江秀来的有点晚,没有座位,就老样子坐在前面放行李的地方。
本来江秀以为这样超载就够过分了,可是还有更过分的。
路上出了县城后,在国道边和路过的村镇路口,都会有人上车,车里别说坐的地方了,连站的地方都没有。

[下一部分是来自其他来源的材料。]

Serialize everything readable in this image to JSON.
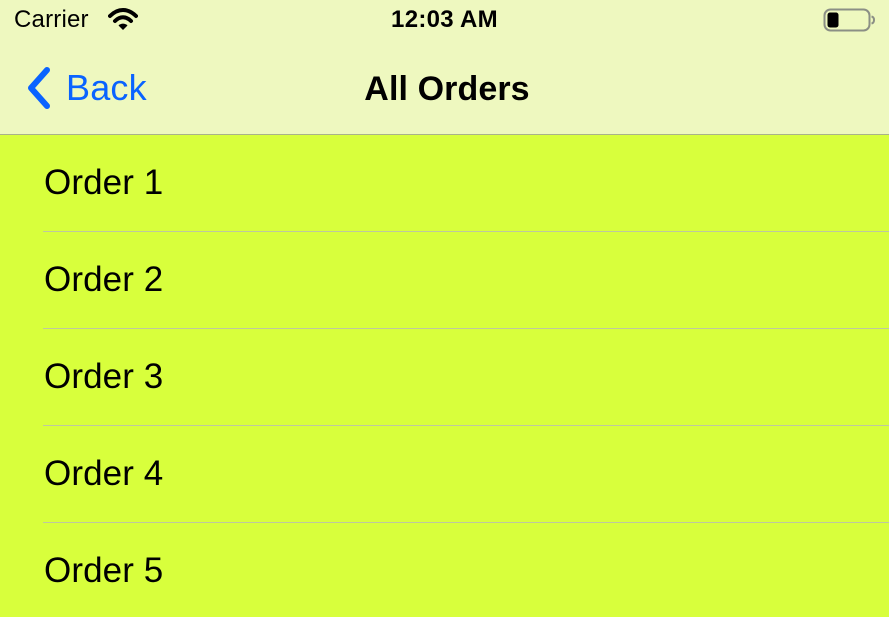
{
  "status_bar": {
    "carrier": "Carrier",
    "time": "12:03 AM",
    "icons": [
      "wifi-icon",
      "battery-icon"
    ]
  },
  "nav_bar": {
    "back_label": "Back",
    "title": "All Orders",
    "icons": [
      "chevron-left-icon"
    ]
  },
  "orders": [
    {
      "label": "Order 1"
    },
    {
      "label": "Order 2"
    },
    {
      "label": "Order 3"
    },
    {
      "label": "Order 4"
    },
    {
      "label": "Order 5"
    }
  ],
  "colors": {
    "top_bar_background": "#eef8bf",
    "list_background": "#d8ff3c",
    "accent": "#0a63ff",
    "separator": "#bec8a0"
  }
}
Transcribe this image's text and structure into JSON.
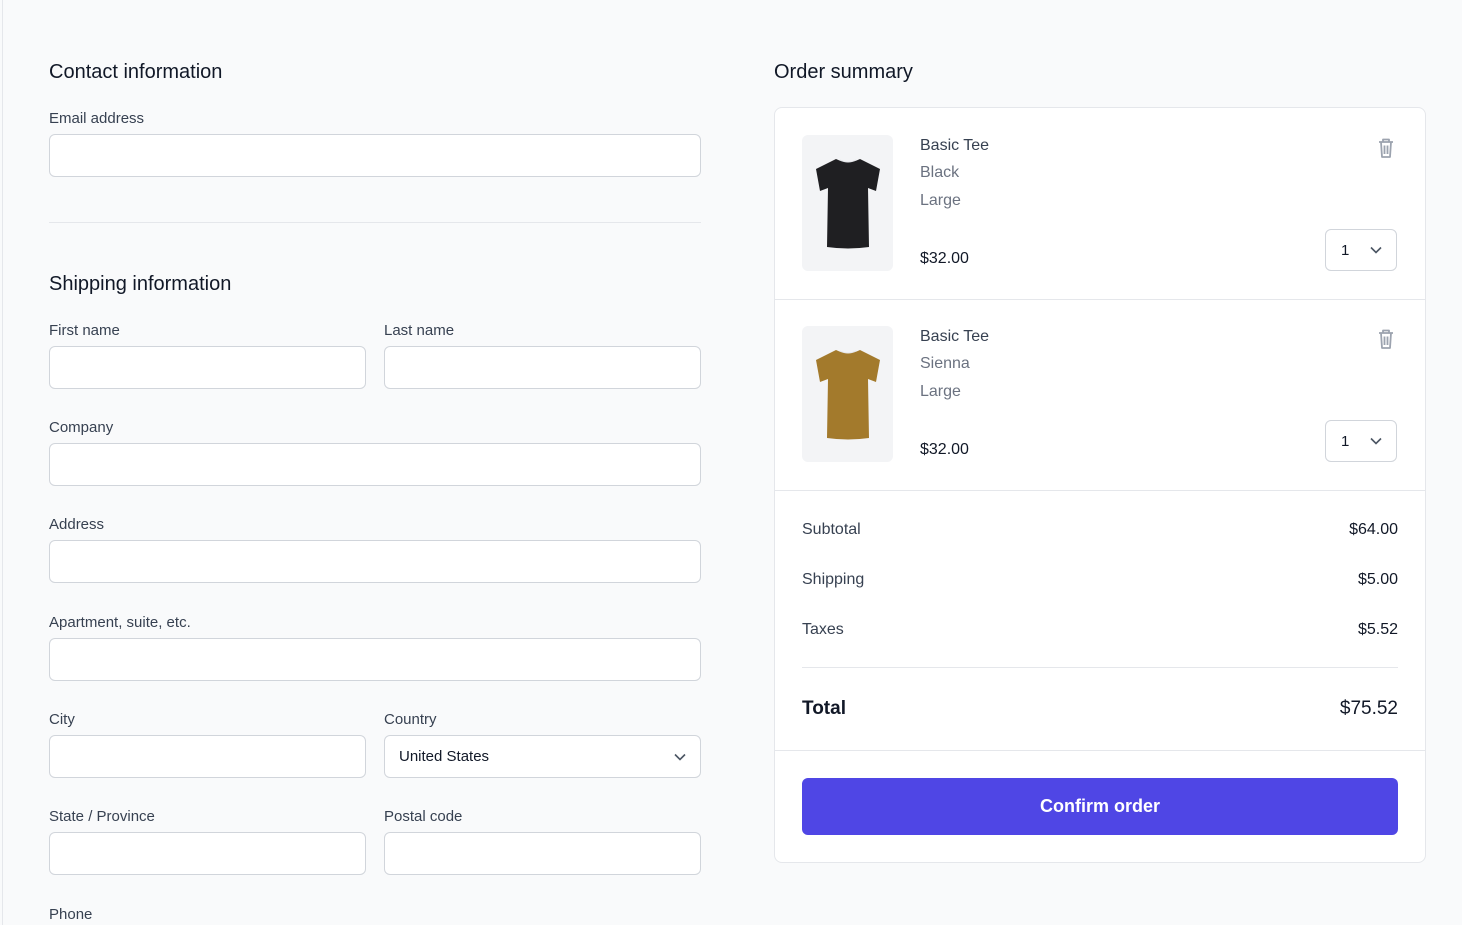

又到一个村口,车门的地方都有人站,竟然还有人要上车。
售票员先下车,在玩面喊:“都往后面挤一挤!”
终于有人受不了了:“怎么挤,后面也下不去脚了,让他们等下一趟班车!”
“这是最后一趟,我们等了一个小时了!”
村里的班车回去的班车只有两趟,一趟两点半,一趟五点二十,这确实是最后一趟。
“都体谅下,大冬天的回不去家可只能睡大街了!”
售票员倒不是为了挣钱,这时候一般人还买不起车,从城里到家,骑自行车要四个小时,更不要说走路了,只能坐这唯一的班车。
“可我是女生,你让我怎么挤?”
农村这时候上高中的女生可不多,所以她可不愿意和这一车男生挤,本来这车是能装下乘客的,因为高中放学才装不下的。
“哥们,能不能让个位置?”
售票员看到有个男生有座位,恳求他让座。
“不让,我先上来的,凭什么给她让,我也嫌挤啊!”
旁边有座位的男生不买账。
江秀有点看不过去就开口了:“你懂不懂怜香惜玉啊,你这样会一辈子讨不到老婆的!”
“就是,小伙子让下吧,要不我让,我可不怕挤!”
旁边一位老伯伯也看不下去了,这下他可不好意思再坐着,只能让位置。
那女生坐下,就让新乘客上车了,其实大家挤在一起挺暖和的。
后面虽然还有人上车,可是同样也有人下车,倒不会那么挤了。
甚至后半程还有座位坐,江秀就坐在前面的座位。
刚坐下没多久,那个女生就跑到他旁边的位置和江秀说话。
“刚谢谢你啊,你叫什么名字?”
“林江秀,你呢?”
“李玉竹,前面朱张营的,你是那里,我怎么以前没见过你?”
“林营的,以前不怎么回家!”
上初中江秀就开始住校了,周末也经常住镇上,高中后,更是一般一月才回去一趟,而且往往是周六回去,周日上午就走,到不知道家里的班车这么挤。
“你怎么会不愿意回家呢,难道你家人对你不好?”
“没有啊,只是我们已经长大了,要学会独立自主,你带这么大的包,不会都是脏衣服吧?”
她应该是快到了,带着包。
“那,那有,我都自己洗的。”
李玉珠脸一红,确实是这么回事,但是不好意思承认。
“你就带个小书包,不洗衣服吗?”
“不在家洗,洗了也晾不干,难道你在冬天能两天晾干衣服?”
“当然不能,弄塑料袋装着,到宿舍再晾,啊!”
说道这里她捂住了嘴,刚自己还说不是脏衣服拿回去洗的。
“呵呵,没事,宿舍确实洗衣服不方便,你怎么还有地方晾衣服?”
高中宿舍一个房间有十几人,别说晾衣服了,洗个脚都没地方放盆子,更是没有阳台,窗外位置也不够。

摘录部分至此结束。